Viel Arbeit um nichts! Oder Anne Köhlers Hauptberuf, der Nebenjob
Freitag, 11. Februar 2011 | Text: Kathrin Rindfleisch | Bild: Dirk Gebhardt
Geschätzte Lesezeit: 3 Minuten
Nebenjob als Hauptberuf. Das kommt mir bekannt vor. Alles ein bisschen und dabei nichts richtig zu machen. Ich gestehe: Das Gefühl kenne ich. Eine Frau Anfang dreißig erzählt aus ihrem Leben mit den unzähligen Nebenjobs und dem Dilemma, keine rechte Antwort zu haben auf die Frage, was sie denn beruflich genau mache. Spontan denke ich: Huch, woher kennt diese Person mein Leben? Oder sind wir gar Zwillinge, die bei der Geburt getrennt wurden und unabhängig voneinander das Gleiche erlebt haben? Das wollte ich herausfinden und begab mich am Donnerstagabend in den Tsunami-Club zur Lesung von Anne Köhlers erstem Buch Nichts werden macht auch viel Arbeit. Immerhin, sie hat ein Buch heraus gebracht. Ich bin also ganz optimistisch, eine Frau vorzufinden, die ihre Nebenjobs als Mittel zum Zweck sieht. Die sich über sie stellt und mit ihrem Publikum darüber lacht.
Ganz so ist es dann aber nicht. Gelacht wird zwar, aber etwas bitter. Anne Köhler, die Hessin aus dem 250-Seelen-Dorf, blickt in ihrem Buch nicht zurück auf die finanziell schmalen Jahre vor dem Buch. Sie berichtet vielmehr mitten aus ihrem Leben, das trotz Buch weiterhin aus Brotjobs und ihrer Profession, dem Schreiben besteht. Sie befindet sich mitten in dem Dilemma, nichts Vernünftiges zu machen, sieht sie doch das Buch nach den Jahren zahlloser Job-Albträume nicht als erreichtes Ziel. Vielmehr sei sie weiterhin getrieben und wohl auch niemals am Ziel, so ihre nüchtern selbstkritische Einschätzung.

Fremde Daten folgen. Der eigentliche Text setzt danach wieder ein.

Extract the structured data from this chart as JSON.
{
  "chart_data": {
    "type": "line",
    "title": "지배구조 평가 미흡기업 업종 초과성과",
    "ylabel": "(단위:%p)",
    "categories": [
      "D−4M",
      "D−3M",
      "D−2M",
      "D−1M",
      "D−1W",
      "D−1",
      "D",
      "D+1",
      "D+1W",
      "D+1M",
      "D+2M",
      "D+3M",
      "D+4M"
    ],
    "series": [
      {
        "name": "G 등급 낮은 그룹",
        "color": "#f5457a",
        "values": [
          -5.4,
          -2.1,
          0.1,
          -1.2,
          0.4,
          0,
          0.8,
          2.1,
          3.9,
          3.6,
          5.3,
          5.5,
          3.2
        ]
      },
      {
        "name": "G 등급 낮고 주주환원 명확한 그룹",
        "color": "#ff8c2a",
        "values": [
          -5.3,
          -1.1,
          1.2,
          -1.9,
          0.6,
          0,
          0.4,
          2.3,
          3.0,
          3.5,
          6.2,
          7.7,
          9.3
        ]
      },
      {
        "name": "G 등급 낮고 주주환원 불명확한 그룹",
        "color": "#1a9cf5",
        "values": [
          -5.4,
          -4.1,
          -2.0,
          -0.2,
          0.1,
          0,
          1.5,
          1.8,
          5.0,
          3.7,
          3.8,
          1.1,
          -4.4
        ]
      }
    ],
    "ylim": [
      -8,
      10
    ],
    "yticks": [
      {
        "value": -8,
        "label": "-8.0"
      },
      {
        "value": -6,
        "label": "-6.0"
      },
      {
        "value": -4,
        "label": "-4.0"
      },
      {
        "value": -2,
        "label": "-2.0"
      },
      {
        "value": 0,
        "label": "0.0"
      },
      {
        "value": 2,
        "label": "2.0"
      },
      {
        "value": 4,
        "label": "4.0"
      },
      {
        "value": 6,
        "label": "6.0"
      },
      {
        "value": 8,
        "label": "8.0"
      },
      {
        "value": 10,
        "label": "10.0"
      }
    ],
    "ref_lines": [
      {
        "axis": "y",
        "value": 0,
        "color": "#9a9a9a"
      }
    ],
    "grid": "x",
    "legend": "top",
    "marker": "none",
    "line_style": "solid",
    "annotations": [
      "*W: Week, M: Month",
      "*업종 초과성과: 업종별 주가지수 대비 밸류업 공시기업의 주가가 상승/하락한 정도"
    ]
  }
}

Schüchtern ist sie. Als sie auf der Bühne aus ihrem Buch vorliest, wirkt es, als stecke sie mal wieder in einem ihrer Nebenjobs. Diesmal als Vorleserin. Jemand hat ihr gewissermaßen ein Buch vorgelegt und zur Auflage gemacht, die Zuhörer zu amüsieren und ihnen Mitgefühl zu entlocken. Vor allem aber: sie in die triste Welt der Jobs zu entführen. Jener Jobs, die zwar als Nebenjobs beschrieben, von vielen Menschen aber hauptberuflich ausgeübt werden. Anne Köhler erzählt episodenhaft von ihren unterschiedlichen Tätigkeiten, die sie – ebenso still und schüchtern, wie sie sich vor ihrem Publikum gibt – mehr oder weniger gern ausgeführt hat.
Weniger gern zum Beispiel den Job als Kellnerin: An manchen Tagen musste sie bis zu zwölf Stunden ohne Pause, aber mit viel zu hohen Schuhen schuften. Oder die Arbeit als Sortiererin bei der Post: Dort musste sie morgens vor der Uni drei Stunden lang die Briefe den Adressfächern zuordnen. Oder ihr Job in einem Hotel, bei dem sie eine goldene Anstecknadel mit dem Slogan Yes we can tragen musste. Besonders gerne dagegen hat sie ihren Job als Köchin gemacht.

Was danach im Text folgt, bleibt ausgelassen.